Here’s brief of the case study from France.

Having the highest printing costs in Europe, the French newspaper publishing industry is among the least profitable in the continent, constrained by a distribution monopoly, lack of sales points and strong unions.


here has been a lot of debate about the French government’s decision to give free, one-day-a-week newspaper subscriptions to every 18 to 24 years old in the country as a way to encourage newspaper reading and civic participation. But those who have dismissed the idea ought to consider that 41 French regional newspapers have been experimenting with the concept since 2006, and the publishers say it works, though the free giveaway is not the only factor.

“Is it a good idea? Yes, as long as we don’t disappoint the young and succeed in interesting them in the news, with relevant content and approaches, by investing in other platforms and by strengthening links with them,” said Jeanne-Emmanuelle Hutin, a member of the directors committee at Ouest France and co-chair of the French Presidential Youth-Press Commission. “It’s a fantastic opportunity, but a huge challenge.” Speaking at the World Young Reader Conference in Prague, Czech Republic, Hutin said Ouest France, the nation’s largest general interest newspaper, increased the number of regular readers among 18 to 24 years old by 22,000 in three years, with twelve percent re-subscribing after their free subscriptions ended. And 65 percent of the young subscribers continue to read Ouest France at least once a week after their free subscriptions end.

But it did work, says Hutin, and more needs to be done. The newspapers had to devise special content for young people for the day it distributed the free subscriptions - in the case of Ouest France, it was a ‘Special Future’ recruitment section. A marketing campaign using new media has to be created - traditional marketing didn’t really work. And a strategy to move the free subscribers to paid subscriptions had to be planned.

In Ouest France’s case, a two-day-a-week paid subscription was offered after the one-day-a-week free subscription expired. “Free subscriptions are not the only remedy, especially if there is nothing of interest to young readers in the newspaper. But it is the backbone of several initiatives to meet the needs of the youth,” said Hutin.

“What do the publishers want? They want to thwart the large-scale flight of young readers,” she said. “The situation in France is alarming: from one generation to the next, young people are less likely to read newspapers. It is vital to reverse this trend.”

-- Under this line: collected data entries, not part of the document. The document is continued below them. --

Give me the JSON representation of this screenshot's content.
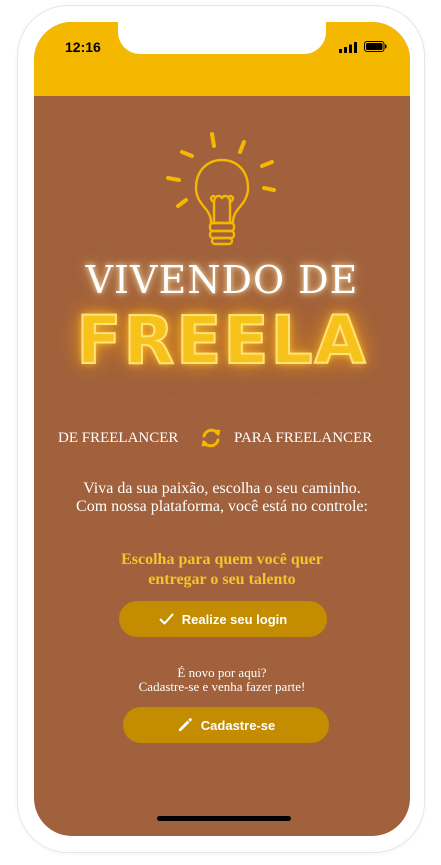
{
  "status_bar": {
    "time": "12:16",
    "color": "#f4b800",
    "icons": [
      "signal-icon",
      "battery-icon"
    ]
  },
  "hero": {
    "logo_icon": "lightbulb-icon",
    "title_line1": "VIVENDO DE",
    "title_line2": "FREELA"
  },
  "tagline": {
    "left": "DE FREELANCER",
    "icon": "sync-icon",
    "right": "PARA FREELANCER"
  },
  "description": {
    "line1": "Viva da sua paixão, escolha o seu caminho.",
    "line2": "Com nossa plataforma, você está no controle:"
  },
  "choose": {
    "line1": "Escolha para quem você quer",
    "line2": "entregar o seu talento"
  },
  "login_button": {
    "label": "Realize seu login",
    "icon": "check-icon"
  },
  "new_here": {
    "line1": "É novo por aqui?",
    "line2": "Cadastre-se e venha fazer parte!"
  },
  "signup_button": {
    "label": "Cadastre-se",
    "icon": "pencil-icon"
  },
  "colors": {
    "background": "#a0613c",
    "accent": "#f4b800",
    "button": "#c48c00",
    "highlight_text": "#f5c52b"
  }
}
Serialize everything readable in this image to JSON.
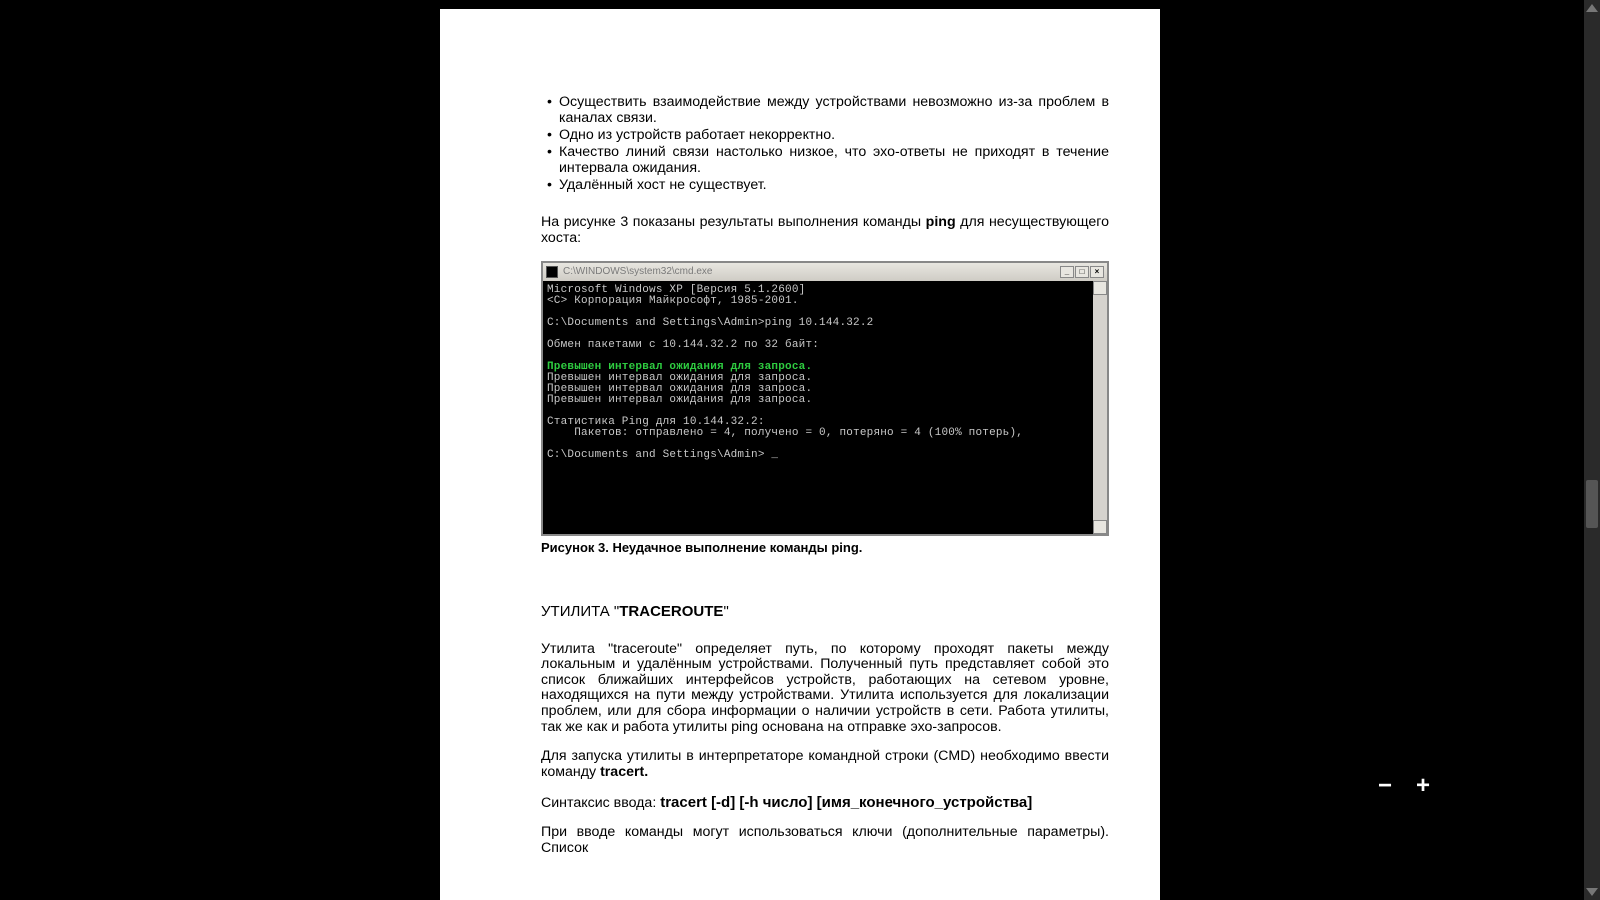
{
  "bullets": [
    "Осуществить взаимодействие между устройствами невозможно из-за проблем в каналах связи.",
    "Одно из устройств работает некорректно.",
    "Качество линий связи настолько низкое, что эхо-ответы не приходят в течение интервала ожидания.",
    "Удалённый хост не существует."
  ],
  "para1_a": "На рисунке 3 показаны результаты выполнения команды ",
  "para1_b": "ping",
  "para1_c": " для несуществующего хоста:",
  "cmd": {
    "title": "C:\\WINDOWS\\system32\\cmd.exe",
    "lines": [
      {
        "t": "Microsoft Windows XP [Версия 5.1.2600]",
        "c": "cmd-white"
      },
      {
        "t": "<C> Корпорация Майкрософт, 1985-2001.",
        "c": "cmd-white"
      },
      {
        "t": "",
        "c": "cmd-white"
      },
      {
        "t": "C:\\Documents and Settings\\Admin>ping 10.144.32.2",
        "c": "cmd-white"
      },
      {
        "t": "",
        "c": "cmd-white"
      },
      {
        "t": "Обмен пакетами с 10.144.32.2 по 32 байт:",
        "c": "cmd-white"
      },
      {
        "t": "",
        "c": "cmd-white"
      },
      {
        "t": "Превышен интервал ожидания для запроса.",
        "c": "cmd-hl"
      },
      {
        "t": "Превышен интервал ожидания для запроса.",
        "c": "cmd-white"
      },
      {
        "t": "Превышен интервал ожидания для запроса.",
        "c": "cmd-white"
      },
      {
        "t": "Превышен интервал ожидания для запроса.",
        "c": "cmd-white"
      },
      {
        "t": "",
        "c": "cmd-white"
      },
      {
        "t": "Статистика Ping для 10.144.32.2:",
        "c": "cmd-white"
      },
      {
        "t": "    Пакетов: отправлено = 4, получено = 0, потеряно = 4 (100% потерь),",
        "c": "cmd-white"
      },
      {
        "t": "",
        "c": "cmd-white"
      },
      {
        "t": "C:\\Documents and Settings\\Admin> _",
        "c": "cmd-white"
      }
    ]
  },
  "caption": "Рисунок 3. Неудачное выполнение команды ping.",
  "section": {
    "pre": "УТИЛИТА \"",
    "bold": "TRACEROUTE",
    "post": "\""
  },
  "traceroute_para": "Утилита \"traceroute\" определяет путь, по которому проходят пакеты между локальным и удалённым устройствами. Полученный путь представляет собой это список ближайших интерфейсов устройств, работающих на сетевом уровне, находящихся на пути между устройствами. Утилита используется для локализации проблем, или для сбора информации о наличии устройств в сети. Работа утилиты, так же как и работа утилиты ping основана на отправке эхо-запросов.",
  "tracert_run_a": "Для запуска утилиты в интерпретаторе командной строки (CMD) необходимо ввести команду ",
  "tracert_run_b": "tracert.",
  "syntax_label": "Синтаксис ввода: ",
  "syntax_cmd": "tracert [-d] [-h число] [имя_конечного_устройства]",
  "trail": "При вводе команды могут использоваться ключи (дополнительные параметры). Список",
  "zoom": {
    "minus": "−",
    "plus": "+"
  }
}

The free nationwide subscriptions are part of new government subsidies to the French press totalling 600 million Euros over three years. The publishers provide the newspapers for free and the government pays for distribution. The subsidies are part of a package of measures recommended after a three-month government study of the French press last year. Other measures include: tax breaks to investors in online journalism; doubling of government advertising in print and online news media; an increase in the number of distribution points; and government support in negotiations with printing unions.